Toch is er met dit stedelijke conservatisme, deze typisch Amsterdamse afwezigheid van grote grepen, doorbraken, monumentale pleinen en gebouwen, nog iets anders aan de hand. Het is niet alleen een kwestie van geld of organisatie. Het is ook een kwestie van mentaliteit., van een bijna pathologische angst voor het royale, voor het niet aantoonbaar nuttige, voor het intuïtieve, het onberekenbare.

Het stadhuis op de Dam verbaasde vanaf het begin iedere buitenlandse bezoeker, omdat het niet één monumentale ingang had. Nee, de burger moest het maar uitzoeken, tussen een van die zeven kleine poorten - om vervolgens een gigantische bijenkorf van overheidsactiviteiten te betreden. Kerken, grote gebouwen, ze kregen hier nauwelijks een voorplein, laat staan dat ze in een mooie zichtlijn werden gekaderd. Neem het 19e-eeuwse plan om het hele Damrak te dempen en zo een ruime allee te scheppen van het Centraal Station naar de Dam. Revolutionair was het plan allerminst: in talloze 19e eeuwse Europese steden is zo’n royaal entree van station naar stad aangelegd.

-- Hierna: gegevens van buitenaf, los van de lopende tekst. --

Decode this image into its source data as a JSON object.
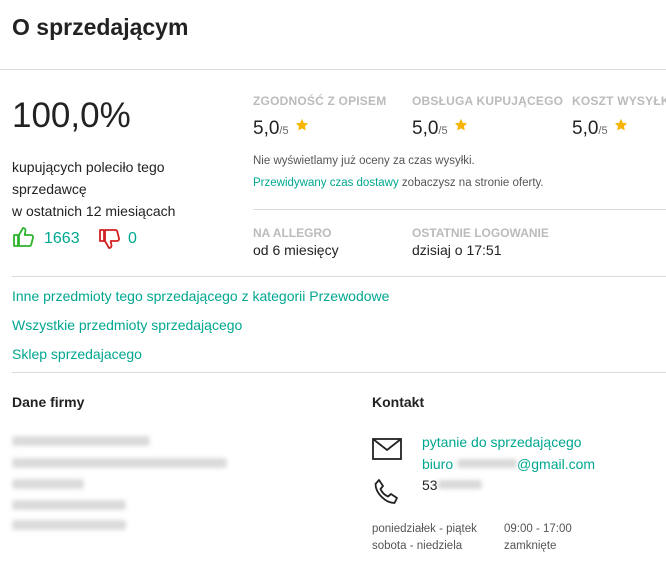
{
  "header": {
    "title": "O sprzedającym"
  },
  "recommendation": {
    "percent": "100,0%",
    "line1": "kupujących poleciło tego sprzedawcę",
    "line2": "w ostatnich 12 miesiącach",
    "positive_count": "1663",
    "negative_count": "0"
  },
  "ratings": [
    {
      "label": "ZGODNOŚĆ Z OPISEM",
      "value": "5,0",
      "of": "/5"
    },
    {
      "label": "OBSŁUGA KUPUJĄCEGO",
      "value": "5,0",
      "of": "/5"
    },
    {
      "label": "KOSZT WYSYŁKI",
      "value": "5,0",
      "of": "/5"
    }
  ],
  "shipping_note": {
    "line1": "Nie wyświetlamy już oceny za czas wysyłki.",
    "link": "Przewidywany czas dostawy",
    "line2_rest": " zobaczysz na stronie oferty."
  },
  "seller_info": {
    "on_allegro_label": "NA ALLEGRO",
    "on_allegro_value": "od 6 miesięcy",
    "last_login_label": "OSTATNIE LOGOWANIE",
    "last_login_value": "dzisiaj o 17:51"
  },
  "links": {
    "other_items_category": "Inne przedmioty tego sprzedającego z kategorii Przewodowe",
    "all_items": "Wszystkie przedmioty sprzedającego",
    "shop": "Sklep sprzedajacego"
  },
  "company": {
    "heading": "Dane firmy"
  },
  "contact": {
    "heading": "Kontakt",
    "ask_link": "pytanie do sprzedającego",
    "email_prefix": "biuro",
    "email_suffix": "@gmail.com",
    "phone_prefix": "53",
    "hours": [
      {
        "days": "poniedziałek - piątek",
        "time": "09:00 - 17:00"
      },
      {
        "days": "sobota - niedziela",
        "time": "zamknięte"
      }
    ]
  },
  "colors": {
    "accent": "#00a790",
    "positive": "#2cb52c",
    "negative": "#d42020",
    "star": "#f7b500"
  }
}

Alleen in Amsterdam werd de royale ruimte van het Damrak direct weer afgeknepen  door massieve bouwblokken als de Beurs van Zocher, en later door de Bijenkorf en de Beurs van Berlage.

Of neem de Stopera, honderd jaar later. Waar, werkelijk, waar ter wereld zouden een paar stadsbestuurders op een achtermiddag twee maquettes van twee totaal verschillende toonaaangevende bouwplannen in elkaar schuiven, zoals een oude boer alles door elkaar prakt wat op zijn etensbord verschijnt? Waar zouden ze nog kans zien om dit monstrum te laten bouwen ook? Waar neemt men monumentaliteit, grote grepen, stedelijke accenten, zo weinig serieus als hier? Is dat iets Hollands? Is dat een uiting van ons égalitairisme, van onze oude burgerzin? Is het misschien zelfs een onderdeel van ons, typisch Amsterdamse, beeld van een goede stad?

Zo is het stadsbeeld van de Amsterdamse oude stad ontstaan dat we maar al ter goed kennen. Een stadsbeeld waarin niet - zoals bijvoorbeeld in Rome, Praag en andere Europese steden - de oudheid, de middeleeuwen, de barok en de 19e eeuw over en langs elkaar heen zijn geschoven, maar dat nog altijd in hoofdzaak bestaat uit een zee van vrij kleine, pittoreske burgerpaleisjes, met daartussen, als eenzame eilanden, een handvol monumentale en/of massieve gebouwen. Omdat die laatste zelden in een monumentale omgeving zijn ingekaderd, omdat ze van de stad bijna nooit de lijnen en het perspectief hebben gekregen dat ze nodig hebben blijven ze tot in eeuwigheid eenzame mastodonten, pogingen tot allure en niet meer.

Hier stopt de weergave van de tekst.